Following compelling advancements in sensors and digital tecnology, industries have been shifting their focus towards full automation. Processes like Quality Control and Palletization (QCP) are among the most recurring routines in the manufacturing industries. As the manufacturing processes make transition towards full automation, numerous approaches have been developed and adopted using different techniques for optimal performance and accuracy.

Machine vision has been one of the hot research topics that have received high level of attention in industrial applications. Output of the vision analysis provides platforms for decision making and contol signals that currently make automation a much more realistic process. The vision system in turn consists of huge calculations and processing of the images of a process captured by high resolution industrial Charged Couple Device (CCD) image sensors [1]. A great deal of processing speed is required to accompish a given task. The need becomes even much high when the application is performed in real-time where the stream of image frames must be processed by the hardware and the result is passed to the next process. Traditionally, General Purpose Processor (GPP) based processing have been the norms for years, however with high demands in speed to process colored images, GPP-based processing grapples with so many challenges [2]. Field Programmable Gate Array (FPGA) based image processing has shown greater processing speed and flexibility, especially, with recent developments in the FPGA hardwares, making it to be a favorite for real-time processing [3-5].

With the high speed handling capability of the FPGA, it is more convinient and efficient to solve QCP processes with this processor. Quality control processes require vital features extraction from the images to seperate good productions from the defective ones. Meanwhile, palletization processes are only concerned with the geometrical features of the product such as its global coordinate system and orientation. The two applications can be implemented together on the FPGA with true parallel processing.

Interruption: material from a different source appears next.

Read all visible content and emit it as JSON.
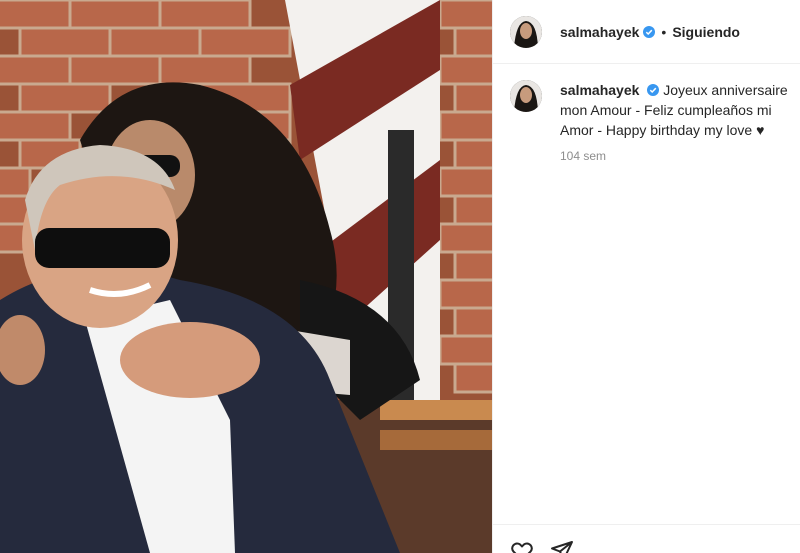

#### **1.2. Relevent Literature Review**

GPP-based image processing algorithms are coded in higher level languages like C and C++ then compiled in vision softwares (e.g., OPENCV, MATROX, SOPOST, etc). The codes execution time and the sensor quality further delay the processing speed of the entire process. The sensor quality is defined by the characteristics such as resolution, noise and timing parameter such as update rate, latency, update rate deviation (jitter) and the algorithms runtime [6, 7]. While some of the constraints can be addressed by the use of high resolution CCD cameras, most of the timing constraints will have to be confronted by the GPP processor and this has several drawbacks [1]. For vision-based sensor systems, the update rate is comparatively low because a full image has to be acquired and transferred with up-date rates of 15 to 30 Hz for USB- or FireWire-cameras [8-10].

Jitters which can be identified as time variation in a periodic signal (e.g. update rate), are major problems in software-based image processing on GPP because of the unpredictable scheduling of the operating system [9]. The latency of the camera-based sensors is usually high, at least one update interval because an object position is calculated after a full image was captured by the camera. All the timing challenges can be handled efficiently using hardware-based image processing deploying FPGA with configurable hardware.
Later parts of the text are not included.